In the misty, moss-covered bogs of the Snowy Mountains in New South Wales lives an equally unique species called the Corroboree frog (Pseudophryne corroboree
). This small black-and-yellow striped amphibian has become a star among scientists for a bit of evolutionary wizardry it alone can perform.
Until recently, toxicologists were confident that the only creatures able to create their own defensive poisons were invertebrates and plants. Vertebrates, like the famous “poison dart” frogs of South America, acquired their toxins from creatures they ate, sequestering the chemicals in their bodies for use against predators. Scientists thought this was true for the Corroboree frog too, but in 1980 pharmacologist John Daly from the National Institutes of Health in United States discovered that it secreted two different nerve-poisons from its skin.

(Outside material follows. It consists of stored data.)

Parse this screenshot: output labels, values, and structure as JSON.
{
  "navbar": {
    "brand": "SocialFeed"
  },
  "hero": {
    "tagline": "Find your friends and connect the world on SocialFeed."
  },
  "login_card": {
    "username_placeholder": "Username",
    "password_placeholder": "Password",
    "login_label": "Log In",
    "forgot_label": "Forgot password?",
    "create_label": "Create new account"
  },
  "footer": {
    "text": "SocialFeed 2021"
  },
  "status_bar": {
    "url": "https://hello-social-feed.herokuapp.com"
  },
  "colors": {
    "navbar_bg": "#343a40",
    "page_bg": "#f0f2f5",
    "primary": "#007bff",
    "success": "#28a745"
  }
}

One was a toxin common in many Australian frogs, but the second was a compound unique to P. corroboree
. In the lab, Daly found that the common poison was indeed derived from the frog’s dinner, but the other was produced by the Corroborees themselves—a vertebrate first! Since then, scientists have been trying to figure out how these amphibians make their poison and how it might be used against chronic pain or heart arrhythmias in people.
Once again, time may be running out for these amazing animals. The CI-funded Global Amphibian Assessment reported that populations of three Pseudophryne
frogs, including P. corroboree
, have declined precipitously in recent years. Today, the Corroboree frog is Critically Endangered with fewer than 250 animals remaining in the wild.

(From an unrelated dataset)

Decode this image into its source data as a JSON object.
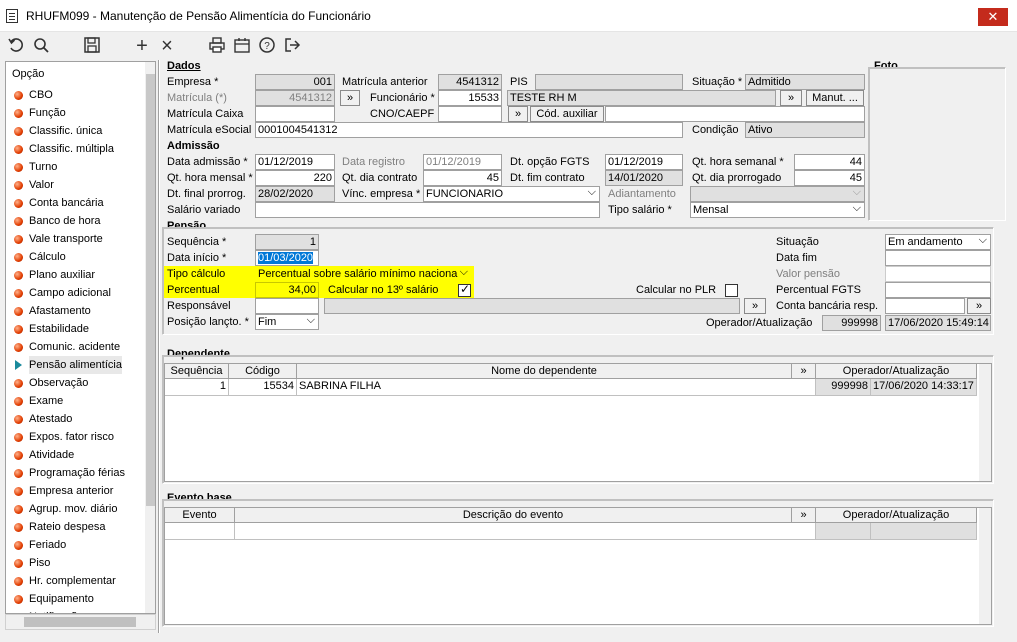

So far, no one has found a conclusive reason why these frogs are dying. Theories abound, but most scientists agree that the three most likely suspects are pollution, habitat destruction, and the chytrid fungus that has decimated amphibian species around the world. What seems to implicate disease as an important cause is the speed at which some frog populations in eastern Australia have crashed.

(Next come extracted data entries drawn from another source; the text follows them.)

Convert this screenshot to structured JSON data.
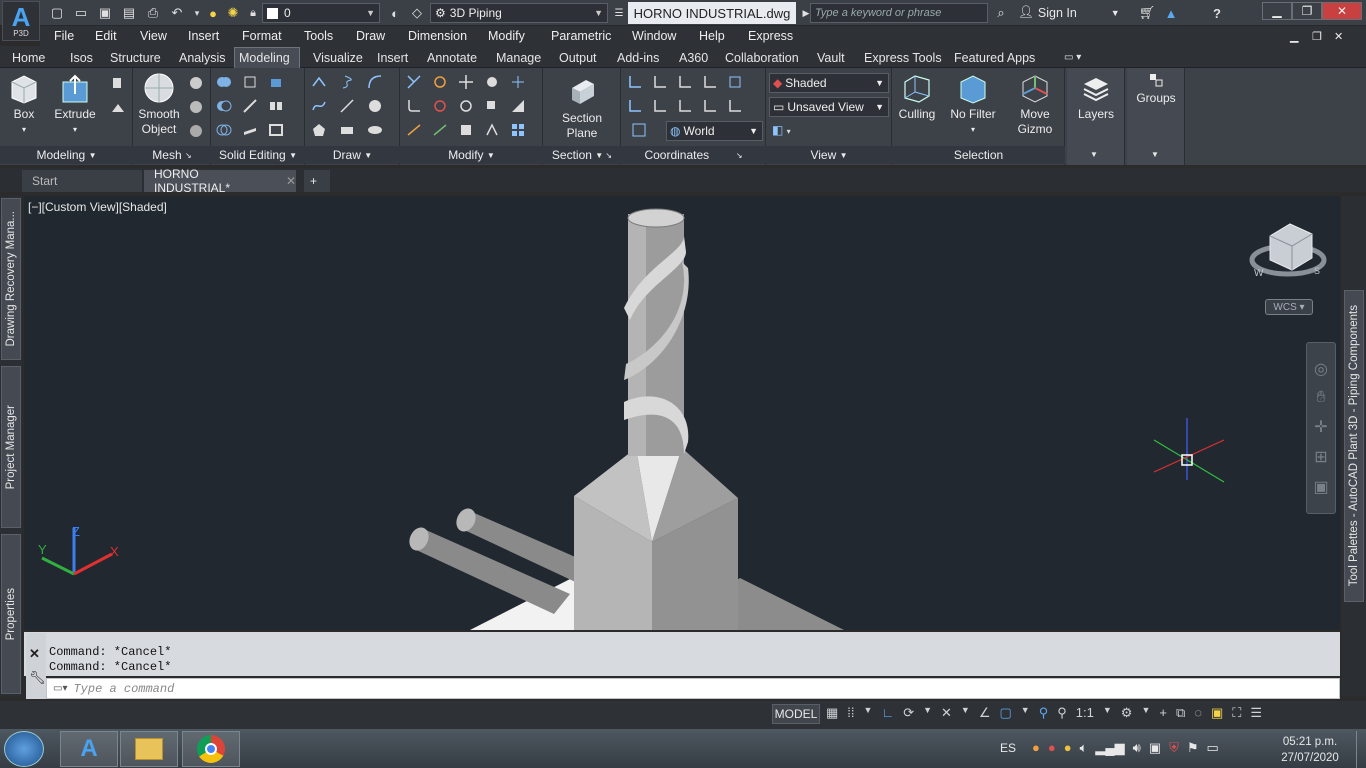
{
  "app": {
    "logo_letter": "A",
    "logo_sub": "P3D"
  },
  "quick_access": {
    "layer_value": "0",
    "workspace": "3D Piping"
  },
  "document_title": "HORNO INDUSTRIAL.dwg",
  "search": {
    "placeholder": "Type a keyword or phrase"
  },
  "sign_in": "Sign In",
  "menus": [
    "File",
    "Edit",
    "View",
    "Insert",
    "Format",
    "Tools",
    "Draw",
    "Dimension",
    "Modify",
    "Parametric",
    "Window",
    "Help",
    "Express"
  ],
  "ribbon_tabs": [
    "Home",
    "Isos",
    "Structure",
    "Analysis",
    "Modeling",
    "Visualize",
    "Insert",
    "Annotate",
    "Manage",
    "Output",
    "Add-ins",
    "A360",
    "Collaboration",
    "Vault",
    "Express Tools",
    "Featured Apps"
  ],
  "active_tab": "Modeling",
  "ribbon": {
    "box": "Box",
    "extrude": "Extrude",
    "smooth_object": [
      "Smooth",
      "Object"
    ],
    "section_plane": [
      "Section",
      "Plane"
    ],
    "visual_style": "Shaded",
    "named_view": "Unsaved View",
    "ucs": "World",
    "culling": "Culling",
    "no_filter": "No Filter",
    "move_gizmo": [
      "Move",
      "Gizmo"
    ],
    "layers": "Layers",
    "groups": "Groups",
    "panels": [
      "Modeling",
      "Mesh",
      "Solid Editing",
      "Draw",
      "Modify",
      "Section",
      "Coordinates",
      "View",
      "Selection"
    ]
  },
  "file_tabs": [
    "Start",
    "HORNO INDUSTRIAL*"
  ],
  "viewport_label": "[−][Custom View][Shaded]",
  "viewcube": {
    "wcs": "WCS"
  },
  "left_palettes": [
    "Drawing Recovery Mana...",
    "Project Manager",
    "Properties"
  ],
  "right_palette": "Tool Palettes - AutoCAD Plant 3D - Piping Components",
  "command_history": [
    "Command: *Cancel*",
    "Command: *Cancel*"
  ],
  "command_placeholder": "Type a command",
  "status": {
    "model": "MODEL",
    "scale": "1:1"
  },
  "taskbar": {
    "lang": "ES",
    "time": "05:21 p.m.",
    "date": "27/07/2020"
  },
  "colors": {
    "accent_blue": "#4aa3f0",
    "viewport_bg": "#212830",
    "ribbon_bg": "#3d4148"
  }
}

While captive-breeding programs for Corroboree frogs are ongoing, returning them to the wild and exposing them to chytridiomycosis could be a death sentence. No one knows how many other unique amphibian species have been lost. Only further research into amphibian disappearances, and the biology of the chytrid fungus, will provide answers on how to protect those dwindling amphibians still clinging to existence.
CI’s Amphibian Action Fund (AAF) which supports this kind of basic research around the world in biodiversity hotspots, is currently working with leading herpetologists to identify threatened species like the Corroboree frog, and to help protect their habitat.